THE EXTERNAL ATTACK SURFACE: BANKINGS NEXT SECURITY FRONTIER

By Ben Harknett, VP EMEA, RiskIQ

For financial institutions to prosper they need to nurture and maintain a trusted relationship with their clients and evidence a culture of stability. The dawn of the digital age has seen more pressure placed on financial institutions to make sure that trust, security and stability is paramount when customers are interacting with an institution’s digital footprint.

This footprint has been growing at an exponential rate in the banking and finance sector. It’s now common place for consumers to be interacting with banking institutions online, via mobile applications and social media.

In a recent study undertaken at RiskIQ it was revealed that on average, financial institutions have 7,500 digital assets each that are accessible in the open web or in app stores – Of these, over 60% of web assets were hosted on external servers outside the IT department’s control.This is a worrying thought given how consumers trust that every interaction they have with a financial institution should be secure.

The Mobile Banking Movement

The world is becoming ever more mobile and the banking and finance industry are embracing this by allowing customers and employees to engage with their services with greater flexibility regardless of location.

As part of the study, which looked at 35 top banks and financial institutions we uncovered 1,777 mobile applications, an average of to 51 per bank. However, only 6% of these mobile apps were found in the official app stores (Google Play, Apple App Store, Windows Phone Store, etc). The rest were scattered through a secondary tier of app distribution sites, making it difficult or impossible to tell if updates or security patches would reach customers and if they had any foreign tampering along the way.

Of those discovered, 80% of the apps required users to grant them 10 or more permissions, typically in excess of what was needed for app functionality. These permissions often grant unnecessary access to functions such as a user’s contact, email and messaging history or sometimes a recording tool.

In 2014 an average of £6.84 bn a week was transferred in the UK using mobile banking.The risk of these interactions being compromised through rogue or copycat mobile apps  poses a real threat with both financial and brand consequences.

The External Attack Surface

When it comes to information security the most prominent strategy many organisations,regardless of sector, choose to follow remains an in-depth defence approach tied to the belief that the perimeter to be defended is the firm’s firewalls and internal networks.

The growing number of assets hosted outside of an organisation’s firewall present a challenge to this approach as they can no longer be managed from a security perspetive in the same way. Unsurprisingly, this external attack surface is far more expansive than the internal one, often by several orders of magnitude as the interactions between consumers and financial institutions  are increasingly happening on the web, via mobile applications and on social media platforms and organisations are responding by developing new digital assets, many of which reside outside the firewall; on hosted web platforms, in mobile app stores and on social media sites.

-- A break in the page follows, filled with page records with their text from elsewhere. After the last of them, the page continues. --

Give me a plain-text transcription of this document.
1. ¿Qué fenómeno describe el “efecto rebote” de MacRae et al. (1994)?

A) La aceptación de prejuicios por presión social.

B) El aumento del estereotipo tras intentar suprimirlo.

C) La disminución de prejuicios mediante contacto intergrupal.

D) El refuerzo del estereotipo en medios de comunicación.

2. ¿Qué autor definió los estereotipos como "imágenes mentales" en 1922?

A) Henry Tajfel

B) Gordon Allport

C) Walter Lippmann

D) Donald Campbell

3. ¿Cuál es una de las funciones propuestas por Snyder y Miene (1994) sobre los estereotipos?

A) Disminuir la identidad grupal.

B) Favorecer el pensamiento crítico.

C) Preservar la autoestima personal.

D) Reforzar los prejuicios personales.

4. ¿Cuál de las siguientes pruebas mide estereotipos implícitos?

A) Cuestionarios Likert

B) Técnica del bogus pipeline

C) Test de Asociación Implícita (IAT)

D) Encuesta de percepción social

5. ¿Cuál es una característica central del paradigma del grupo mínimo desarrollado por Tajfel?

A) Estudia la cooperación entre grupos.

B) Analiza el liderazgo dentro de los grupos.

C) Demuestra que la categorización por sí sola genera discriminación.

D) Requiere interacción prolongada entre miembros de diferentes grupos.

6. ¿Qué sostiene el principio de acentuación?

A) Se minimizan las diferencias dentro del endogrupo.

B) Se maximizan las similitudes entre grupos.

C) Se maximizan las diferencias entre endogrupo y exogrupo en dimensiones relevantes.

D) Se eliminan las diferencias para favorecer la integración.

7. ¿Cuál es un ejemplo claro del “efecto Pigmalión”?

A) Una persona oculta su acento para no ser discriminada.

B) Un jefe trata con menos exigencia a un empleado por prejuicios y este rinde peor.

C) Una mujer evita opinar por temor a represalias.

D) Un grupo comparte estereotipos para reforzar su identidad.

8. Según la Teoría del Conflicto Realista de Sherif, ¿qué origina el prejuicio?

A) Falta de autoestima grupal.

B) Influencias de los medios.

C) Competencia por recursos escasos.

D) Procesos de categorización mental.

It’s often the case that threats against an organisation’s external digital footprint can be segmented by the delivery system used to reach the user and the source of the vulnerabilities. Delivery systems include redirecting or farming websites and web assets, brand spoofing via unauthorised websites, or phishing emails. Common sources of vulnerability included software and communications security flaws, scripting languages, third-party components and libraries, and uncontrolled asset hosting which can lead to an injection of rogue or compromised assets, software bugs, etc.,

When it comes to externally hosted assets we found that 93% of Banks had assets hosted with cloud-based IaaS providers such as Amazon Web Services or Rackspace. While 94% were incorporating code from one or more third-party analytics/ tracking services which could pose a security risk. For example, Gigya was hacked by the Syrian Electronic Army (SEA) in November 2014 using a DNS redirect, leading to the website defacement of a number of well known commercial sites.

As the research shows, the modern banking industry  brings with it more digital exposure and therefore more digital risk. In response, security teams need to develop an effective external threat management programme as a core component of their overall security capability. This means an “outside looking in” approach that strives to protect users of digital channels and the integrity of the digital brand in addition to protecting corporate assets.